A l’opposé les associations de malades (la Fédération nationale d’aide aux insuffisants rénaux et Renaloo) n’étaient pas a priori contre cette évolution dès lors que le supplément de 26 euros semblait compenser le coût réel de l’EPO ; et que la puissance publique assurait  un suivi de son utilisation (notamment pour en garantir le bon usage et prévenir les risques de contournement-détournement  en ville).

Pas de menaces

« Les médecins craignent des baisses de financement mais avec le supplément de 26 euros, le financement n’est pas menacé » estimait encore, début 2014, Yvanie Caillé, directrice et fondatrice de Renaloo.

Malheureusement, tout est aujourd’hui remis en question avec la publication définitive de la mesure et des tarifs réels de compensation du prix de l’EPO : des 26 euros on est tombé  à des montants très inférieurs  de 7 à 15 euros.
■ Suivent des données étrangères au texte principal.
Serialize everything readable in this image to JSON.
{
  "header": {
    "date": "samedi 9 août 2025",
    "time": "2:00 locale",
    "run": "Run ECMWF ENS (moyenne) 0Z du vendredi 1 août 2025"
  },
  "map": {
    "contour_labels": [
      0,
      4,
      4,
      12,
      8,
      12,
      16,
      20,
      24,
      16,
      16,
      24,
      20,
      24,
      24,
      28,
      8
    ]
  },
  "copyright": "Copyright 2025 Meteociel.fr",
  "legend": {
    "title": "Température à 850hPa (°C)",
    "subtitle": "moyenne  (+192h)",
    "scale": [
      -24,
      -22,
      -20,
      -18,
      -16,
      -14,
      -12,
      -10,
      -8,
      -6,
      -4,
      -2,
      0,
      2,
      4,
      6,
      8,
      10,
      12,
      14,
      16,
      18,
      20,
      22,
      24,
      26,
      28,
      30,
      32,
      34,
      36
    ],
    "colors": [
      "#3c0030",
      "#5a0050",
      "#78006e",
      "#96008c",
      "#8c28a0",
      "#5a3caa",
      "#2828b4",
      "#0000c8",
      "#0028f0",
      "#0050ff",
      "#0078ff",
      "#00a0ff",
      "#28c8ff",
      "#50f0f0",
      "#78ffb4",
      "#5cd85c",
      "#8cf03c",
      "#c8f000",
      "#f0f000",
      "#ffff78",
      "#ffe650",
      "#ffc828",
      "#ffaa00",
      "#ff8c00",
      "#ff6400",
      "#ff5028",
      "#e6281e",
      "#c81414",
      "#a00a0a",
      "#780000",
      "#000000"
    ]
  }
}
Ce qui laisse tout redouter quant au juste accès à l’EPO.

 Démocratie sanitaire

Les associations de malades sont à la fois inquiètes et dépitées : Sylvie Mercier Présidente de Renaloo et Jean–‐Pierre Lacroix Président de la FNAIR (Fédération nationale d’aide aux insuffisants rénaux) viennent d’écrire à Jean Debeaupuis, directeur général de la DGOS.

On lira ici leur courrier daté du 21 mars. Et on percevra entre ces lignes le désarroi, l’angoisse du possible rationnement. Et, plus encore peut-être, le dépit de ne pas avoir été considérés comme des interlocuteurs adultes. On peut entendre là une forme de colère – une colère assez paradoxale à l’époque de la démocratie sanitaire.

A demain

(1)     Les médicaments administrés durant un séjour hospitalier sont généralement financés dans le cadre des tarifs des prestations d’hospitalisation. Toutefois un  dispositif dérogatoire (article L162-22-7 du code de la sécurité sociale) est prévu. Son objet est de garantir le financement des produits particulièrement onéreux. Ces spécialités sont inscrites sur la liste dite « liste des médicaments facturables en sus des prestations d’hospitalisation ».  D’où l’expression « liste en sus ».

Ce texte reprend des éléments de notre tribune « l’EPO des hémodialysés : à quel prix ? » publié dans le dernier numéro (Tome 28, n°918, mars 2014) de La Revue du Praticien-Médecine Générale.